At the Games, not all costs should be allowed…

— Published February 18, 2013

Will the St. Moritz resort enter the battle for the 2022 Winter Games? As is often the case in Switzerland, the question will be asked to residents. The population of the canton of Graubünden will be asked to decide, by referendum, on March 3, on the advisability of a new candidacy. According to the latest polls, the no vote has a short lead (45%) over the yes vote (42%), but there are still many undecided voters (13%). The Swiss have not abandoned their Olympic ideal. After five successive failures, they still dream of the Winter Games. But they wonder about the wisdom of spending a fortune on a campaign with a necessarily random outcome.

Sign of the times: Austria is asking itself more or less the same question. The hypothesis of a candidacy from Vienna for the 2028 Summer Games has been cited with insistence for several months. But, according toAustrian Times, its cost would exceed 100 million euros. A sum that the country already considers excessive, to the point of questioning the advisability of entering the race.

Are applications now costing too much? In December 2011, the Tokyo 2020 team had to reassure public opinion by vowing to cut the budget of its previous campaign in half. For the 2016 Games, the Japanese had in fact spent 150 million dollars. A month earlier, the Spaniards of Madrid 2020 had made roughly the same speech, explaining their intention to reduce their campaign budget by 30 to 40%, to keep it within a range of 30 to 35 million euros.

At a time when French sport is discussing with extreme caution the possibility of launching Paris into the seemingly furious battle for the 2024 Summer Games, several voices are already being heard to discuss the cost of such a challenge. The last French attempt, Annecy 2018, broke a record: 20 to 25 million euros in spending, for only 7 votes on the day of the IOC members' vote. The calculation is puzzling: around 3 million euros per vote. According to one estimate, the failure of France's various bids for the Games, winter and summer, would have cost more than 120 million euros in 20 years.

The price of an Olympic bid currently varies between 80 and 150 million euros for the Summer Games, 50 to 100 million for the Winter Games. Without being able to break the bank, a city leaves almost beaten in advance, even having put together the best possible file.

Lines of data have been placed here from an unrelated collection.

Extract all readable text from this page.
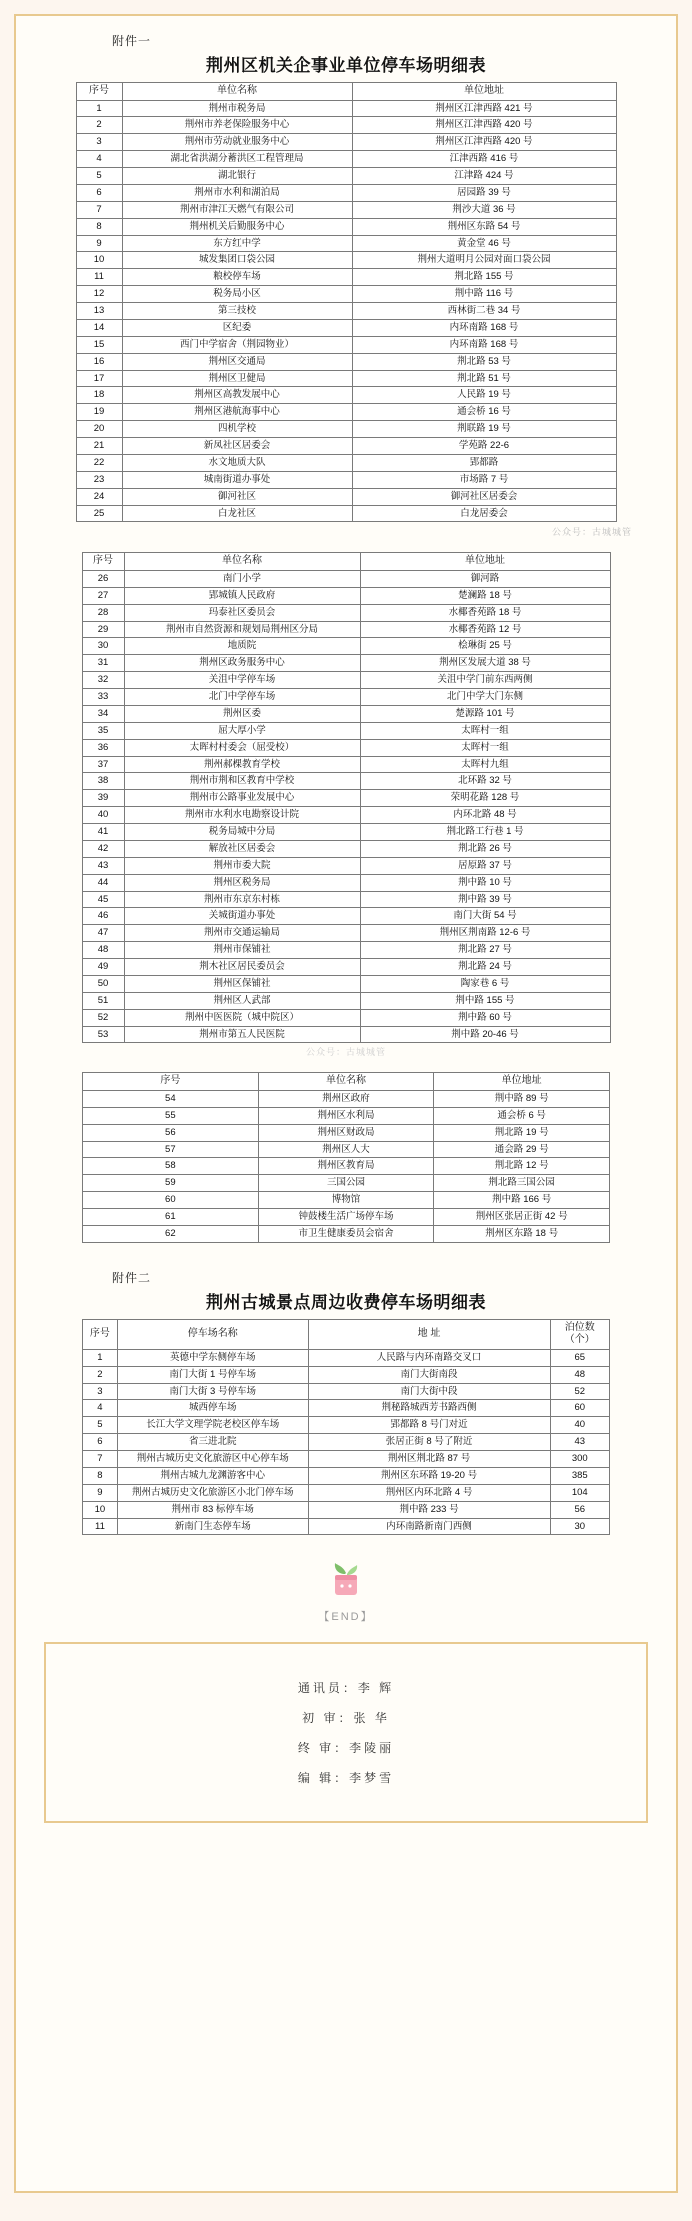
附件一
荆州区机关企事业单位停车场明细表
序号	单位名称	单位地址
1	荆州市税务局	荆州区江津西路 421 号
2	荆州市养老保险服务中心	荆州区江津西路 420 号
3	荆州市劳动就业服务中心	荆州区江津西路 420 号
4	湖北省洪湖分蓄洪区工程管理局	江津西路 416 号
5	湖北银行	江津路 424 号
6	荆州市水利和湖泊局	居园路 39 号
7	荆州市津江天燃气有限公司	荆沙大道 36 号
8	荆州机关后勤服务中心	荆州区东路 54 号
9	东方红中学	黄金堂 46 号
10	城发集团口袋公园	荆州大道明月公园对面口袋公园
11	粮校停车场	荆北路 155 号
12	税务局小区	荆中路 116 号
13	第三技校	西林街二巷 34 号
14	区纪委	内环南路 168 号
15	西门中学宿舍（荆园物业）	内环南路 168 号
16	荆州区交通局	荆北路 53 号
17	荆州区卫健局	荆北路 51 号
18	荆州区高教发展中心	人民路 19 号
19	荆州区港航海事中心	通会桥 16 号
20	四机学校	荆联路 19 号
21	新凤社区居委会	学苑路 22-6
22	水文地质大队	郢都路
23	城南街道办事处	市场路 7 号
24	御河社区	御河社区居委会
25	白龙社区	白龙居委会
公众号：古城城管
序号	单位名称	单位地址
26	南门小学	御河路
27	郢城镇人民政府	楚澜路 18 号
28	玛泰社区委员会	水椰香苑路 18 号
29	荆州市自然资源和规划局荆州区分局	水椰香苑路 12 号
30	地质院	桧琳街 25 号
31	荆州区政务服务中心	荆州区发展大道 38 号
32	关沮中学停车场	关沮中学门前东西两侧
33	北门中学停车场	北门中学大门东侧
34	荆州区委	楚源路 101 号
35	屈大厚小学	太晖村一组
36	太晖村村委会（屈受校）	太晖村一组
37	荆州郝棵教育学校	太晖村九组
38	荆州市荆和区教育中学校	北环路 32 号
39	荆州市公路事业发展中心	荣明花路 128 号
40	荆州市水利水电勘察设计院	内环北路 48 号
41	税务局城中分局	荆北路工行巷 1 号
42	解放社区居委会	荆北路 26 号
43	荆州市委大院	居原路 37 号
44	荆州区税务局	荆中路 10 号
45	荆州市东京东村栋	荆中路 39 号
46	关城街道办事处	南门大街 54 号
47	荆州市交通运输局	荆州区荆南路 12-6 号
48	荆州市保铺社	荆北路 27 号
49	荆木社区居民委员会	荆北路 24 号
50	荆州区保铺社	陶家巷 6 号
51	荆州区人武部	荆中路 155 号
52	荆州中医医院（城中院区）	荆中路 60 号
53	荆州市第五人民医院	荆中路 20-46 号
公众号：古城城管
序号	单位名称	单位地址
54	荆州区政府	荆中路 89 号
55	荆州区水利局	通会桥 6 号
56	荆州区财政局	荆北路 19 号
57	荆州区人大	通会路 29 号
58	荆州区教育局	荆北路 12 号
59	三国公园	荆北路三国公园
60	博物馆	荆中路 166 号
61	钟鼓楼生活广场停车场	荆州区张居正街 42 号
62	市卫生健康委员会宿舍	荆州区东路 18 号
附件二
荆州古城景点周边收费停车场明细表
序号	停车场名称	地 址	泊位数（个）
1	英德中学东侧停车场	人民路与内环南路交叉口	65
2	南门大街 1 号停车场	南门大街南段	48
3	南门大街 3 号停车场	南门大街中段	52
4	城西停车场	荆秘路城西芳书路西侧	60
5	长江大学文理学院老校区停车场	郢都路 8 号门对近	40
6	省三进北院	张居正街 8 号了附近	43
7	荆州古城历史文化旅游区中心停车场	荆州区荆北路 87 号	300
8	荆州古城九龙渊游客中心	荆州区东环路 19-20 号	385
9	荆州古城历史文化旅游区小北门停车场	荆州区内环北路 4 号	104
10	荆州市 83 标停车场	荆中路 233 号	56
11	新南门生态停车场	内环南路新南门西侧	30
【END】
通讯员：李 辉
初 审：张 华
终 审：李陵丽
编 辑：李梦雪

Should we therefore give up? Surely not. London 2012 demonstrated it once again: organizing the Games, and making them a success, remains a formidable lever for development and a unique image vector of its kind for a city and a country. But the risk is great, in these times of crisis, of seeing certain nations pack up their projects in the face of the amount of the bill. And it would be perilous for the future of the Games to reduce the race to a matter of big money.

The solution perhaps involves the establishment, by the IOC, of ​​a form of “salary cap”, a capped budget which would avoid excesses and level the playing field. By imposing a sort of “financial fair play” on candidate cities, the Olympic institution would have the merit of refocusing the race for the Games on the essential: the quality of the applications. It would also have everything to gain from seeing so-called “middle” countries, economically speaking, embark on the adventure of a candidacy. Olympic universality would be stronger than ever.